Ich schütze auch nur die Biblithek mit den Grundfunktionen (Mono-Ventil, Bi-Ventil, bestimmte Routinen, ...) hauptsächlich auch wegen unerwünschter Änderungen. Aber trotzdem, ein guter Programmierer kann das aufmachen und nutzen.
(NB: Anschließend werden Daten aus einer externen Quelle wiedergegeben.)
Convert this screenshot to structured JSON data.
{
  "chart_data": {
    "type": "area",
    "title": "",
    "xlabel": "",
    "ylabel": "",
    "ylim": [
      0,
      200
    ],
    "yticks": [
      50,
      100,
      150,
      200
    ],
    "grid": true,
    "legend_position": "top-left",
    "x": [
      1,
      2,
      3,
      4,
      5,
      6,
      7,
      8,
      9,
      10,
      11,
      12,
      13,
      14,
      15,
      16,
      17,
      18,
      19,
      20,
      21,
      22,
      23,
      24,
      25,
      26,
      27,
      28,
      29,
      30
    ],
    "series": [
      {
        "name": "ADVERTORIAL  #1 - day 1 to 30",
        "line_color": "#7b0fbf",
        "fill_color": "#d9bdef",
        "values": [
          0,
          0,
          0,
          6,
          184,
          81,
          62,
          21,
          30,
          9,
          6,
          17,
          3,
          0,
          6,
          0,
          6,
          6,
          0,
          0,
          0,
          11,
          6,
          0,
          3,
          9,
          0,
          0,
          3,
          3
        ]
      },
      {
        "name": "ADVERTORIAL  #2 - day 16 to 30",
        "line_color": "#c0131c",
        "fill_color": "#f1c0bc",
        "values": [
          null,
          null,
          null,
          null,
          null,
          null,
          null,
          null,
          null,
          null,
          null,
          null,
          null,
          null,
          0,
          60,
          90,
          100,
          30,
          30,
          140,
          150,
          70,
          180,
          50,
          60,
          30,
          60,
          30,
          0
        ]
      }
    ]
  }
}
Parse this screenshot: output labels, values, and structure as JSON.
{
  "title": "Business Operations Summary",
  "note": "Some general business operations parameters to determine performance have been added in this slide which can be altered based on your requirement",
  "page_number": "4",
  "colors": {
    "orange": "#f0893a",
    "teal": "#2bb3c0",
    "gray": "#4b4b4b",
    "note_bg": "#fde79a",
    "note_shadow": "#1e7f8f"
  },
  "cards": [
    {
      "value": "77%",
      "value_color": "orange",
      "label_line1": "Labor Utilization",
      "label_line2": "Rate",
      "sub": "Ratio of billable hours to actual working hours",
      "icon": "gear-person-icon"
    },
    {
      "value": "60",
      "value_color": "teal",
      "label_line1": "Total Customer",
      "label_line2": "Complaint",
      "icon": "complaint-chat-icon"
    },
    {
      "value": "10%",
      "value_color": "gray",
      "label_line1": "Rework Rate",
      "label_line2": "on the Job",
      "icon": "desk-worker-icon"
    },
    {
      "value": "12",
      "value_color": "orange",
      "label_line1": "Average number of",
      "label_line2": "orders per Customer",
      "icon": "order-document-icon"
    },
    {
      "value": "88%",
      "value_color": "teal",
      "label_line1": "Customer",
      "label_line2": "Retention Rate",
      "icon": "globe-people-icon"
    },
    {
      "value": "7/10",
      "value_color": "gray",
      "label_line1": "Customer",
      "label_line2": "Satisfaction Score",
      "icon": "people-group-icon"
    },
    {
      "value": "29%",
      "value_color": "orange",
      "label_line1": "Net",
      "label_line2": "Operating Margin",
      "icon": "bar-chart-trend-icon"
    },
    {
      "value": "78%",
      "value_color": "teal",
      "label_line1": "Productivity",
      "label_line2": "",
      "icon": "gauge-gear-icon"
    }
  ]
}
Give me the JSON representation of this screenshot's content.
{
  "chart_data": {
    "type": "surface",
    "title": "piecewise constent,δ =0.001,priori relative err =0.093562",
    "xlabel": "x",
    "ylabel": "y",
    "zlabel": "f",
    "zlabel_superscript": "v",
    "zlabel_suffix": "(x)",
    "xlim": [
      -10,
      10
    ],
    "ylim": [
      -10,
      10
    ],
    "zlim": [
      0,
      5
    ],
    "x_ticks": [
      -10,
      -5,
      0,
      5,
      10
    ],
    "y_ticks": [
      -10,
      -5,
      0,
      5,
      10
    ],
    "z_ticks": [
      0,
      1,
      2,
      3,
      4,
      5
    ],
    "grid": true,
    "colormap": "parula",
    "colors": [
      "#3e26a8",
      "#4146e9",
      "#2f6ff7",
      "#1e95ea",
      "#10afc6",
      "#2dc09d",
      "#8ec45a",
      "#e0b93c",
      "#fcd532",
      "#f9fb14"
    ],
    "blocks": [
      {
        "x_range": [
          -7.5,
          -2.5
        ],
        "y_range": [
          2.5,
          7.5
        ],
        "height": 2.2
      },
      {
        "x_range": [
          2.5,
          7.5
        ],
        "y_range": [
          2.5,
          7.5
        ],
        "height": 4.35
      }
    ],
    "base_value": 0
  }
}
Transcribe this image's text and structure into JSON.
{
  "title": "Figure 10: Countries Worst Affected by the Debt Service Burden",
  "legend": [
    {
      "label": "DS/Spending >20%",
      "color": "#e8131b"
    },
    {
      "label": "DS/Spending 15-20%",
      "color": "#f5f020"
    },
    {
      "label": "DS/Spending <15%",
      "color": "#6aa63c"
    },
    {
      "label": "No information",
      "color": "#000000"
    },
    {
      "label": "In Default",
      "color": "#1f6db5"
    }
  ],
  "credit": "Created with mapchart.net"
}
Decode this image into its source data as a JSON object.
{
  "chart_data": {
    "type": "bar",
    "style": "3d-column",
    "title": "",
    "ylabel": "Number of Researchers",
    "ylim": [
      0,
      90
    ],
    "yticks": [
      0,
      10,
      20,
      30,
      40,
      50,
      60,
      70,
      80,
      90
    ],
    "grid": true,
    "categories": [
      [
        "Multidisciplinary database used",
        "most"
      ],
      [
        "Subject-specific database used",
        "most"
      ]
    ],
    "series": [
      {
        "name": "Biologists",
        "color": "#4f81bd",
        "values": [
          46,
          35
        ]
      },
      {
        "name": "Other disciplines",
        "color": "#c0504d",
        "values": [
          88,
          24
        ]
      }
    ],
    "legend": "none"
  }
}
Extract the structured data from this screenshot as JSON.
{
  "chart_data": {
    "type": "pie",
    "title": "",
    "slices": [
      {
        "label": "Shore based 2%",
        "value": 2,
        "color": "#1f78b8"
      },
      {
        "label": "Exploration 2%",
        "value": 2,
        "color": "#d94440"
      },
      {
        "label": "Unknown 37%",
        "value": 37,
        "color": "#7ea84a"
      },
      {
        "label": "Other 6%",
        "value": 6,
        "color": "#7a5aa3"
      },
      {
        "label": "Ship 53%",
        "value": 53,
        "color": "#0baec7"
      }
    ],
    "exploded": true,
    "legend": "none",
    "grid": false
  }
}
Aber einer der selbst dazu zu dumm ist, der soll auch den Code nicht haben, geschweigen denn, darin rumfummeln .

Früher hieß es immer: "Zu dumm 'ne Schraube einzudrehen"
heute: "Zu dumm 'ne Google-Anfrage einzutippen"


----------



## maxi (8 Dezember 2006)

Ist doch toll wenn der 9 mal dein Programm verwendet.

dicke Abmahnung hin. entweder zahlen oder löschen.
Falls du einen Kumpel hast der Anwalt ist, freut der sich über viel Geld für nix Tun 

Also ich finde den Know How Schutz schmarrn.
Wenn in Sondermaschinebau jemand anderes meint Programmteiel von mir verwenden zu wollen soll er es machen.


----------



## Andi F (8 Dezember 2006)

maxi schrieb:


> Ist doch toll wenn der 9 mal dein Programm verwendet.
> 
> dicke Abmahnung hin. entweder zahlen oder löschen.
> Falls du einen Kumpel hast der Anwalt ist, freut der sich über viel Geld für nix Tun


 
Hallo maxi,
genau das haben wir auch getan. Aber wurde abgeschmettert mit dem Hinweis: Nix Angabe von Copyright und/oder Know How Schutz = Software ist Freeware! Wir haben jedenfalls daraus gelernt.

Gruss Andi F


----------



## zotos (8 Dezember 2006)

Auch wenn wie jetzt etwas vom Thema abkommen...



			
				Andi F schrieb:
			
		

> Kunde fragte für 10 Anlagen den Preis an, bestellte die Erste auch und ließ dann aber die restlichen 9 Anlagen bei unserem Wertbewerb mit unserem Know How (1 zu 1 unsere Software mit kleinsten Änderungen) nachbauen!





			
				Andi F schrieb:
			
		

> Nix Angabe von Copyright und/oder Know How Schutz = Software ist Freeware! Wir haben jedenfalls daraus gelernt.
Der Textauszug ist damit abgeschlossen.